This work addresses the instability of neural operators in long-term autoregressive forecasting, which arises from error accumulation and high-frequency feedback. To mitigate this, the authors propose the Spectral Generative Neural Operator (SGNO), which performs stable exponential time-differencing updates in Fourier space by integrating a learnable diagonal generator constrained to have non-positive real parts, gated nonlinear forcing terms, spectral truncation, and smooth masking. Theoretical analysis provides bounds on single-step amplification and finite-time prediction errors. Evaluated on one-, two-, and three-dimensional partial differential equations from APEBench, SGNO substantially reduces long-term prediction errors and extends the duration of stable rollouts. Ablation studies confirm the contribution of each component to the overall performance.

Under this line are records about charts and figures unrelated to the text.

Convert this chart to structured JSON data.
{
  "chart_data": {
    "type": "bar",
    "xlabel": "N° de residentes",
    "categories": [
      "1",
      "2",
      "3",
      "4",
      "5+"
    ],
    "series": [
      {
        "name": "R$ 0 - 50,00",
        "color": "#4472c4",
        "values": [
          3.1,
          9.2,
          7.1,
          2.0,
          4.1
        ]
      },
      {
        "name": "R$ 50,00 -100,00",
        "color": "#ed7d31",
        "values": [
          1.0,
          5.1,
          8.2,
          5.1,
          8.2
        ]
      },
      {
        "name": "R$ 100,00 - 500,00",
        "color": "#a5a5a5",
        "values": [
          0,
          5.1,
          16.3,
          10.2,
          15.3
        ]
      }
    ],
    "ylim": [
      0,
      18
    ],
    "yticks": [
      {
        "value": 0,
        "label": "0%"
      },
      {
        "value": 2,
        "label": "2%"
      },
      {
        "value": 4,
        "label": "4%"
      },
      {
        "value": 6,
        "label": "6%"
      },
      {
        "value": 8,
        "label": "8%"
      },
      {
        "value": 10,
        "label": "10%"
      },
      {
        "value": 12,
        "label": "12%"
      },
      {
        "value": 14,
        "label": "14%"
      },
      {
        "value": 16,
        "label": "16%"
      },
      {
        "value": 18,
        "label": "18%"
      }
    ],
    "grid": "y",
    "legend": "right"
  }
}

Neural operators provide fast PDE surrogates and often generalize across parameters and resolutions. However, in the short train long test setting, autoregressive rollouts can become unstable. This typically happens for two reasons: one step errors accumulate over time, and high frequency components feed back and grow. We introduce the Spectral Generator Neural Operator (SGNO), a residual time stepper that targets both effects. For the linear part, SGNO uses an exponential time differencing update in Fourier space with a learned diagonal generator. We constrain the real part of this generator to be nonpositive, so iterating the step does not amplify the linear dynamics. For nonlinear dynamics, SGNO adds a gated forcing term with channel mixing within each Fourier mode, which keeps the nonlinear update controlled. To further limit high frequency feedback, SGNO applies spectral truncation and an optional smooth mask on the forcing pathway. We derive a one step amplification bound and a finite horizon rollout error bound. The bound separates generator approximation error from nonlinear mismatch and gives sufficient conditions under which the latent $L^2$ norm does not grow across rollout steps. On APEBench spanning 1D, 2D, and 3D PDE families, SGNO achieves lower long horizon error and longer stable rollout lengths than strong neural operator baselines. Ablations confirm the roles of the generator constraint, gating, and filtering.The code is available at https://github.com/lijy32123-cloud/SGNO.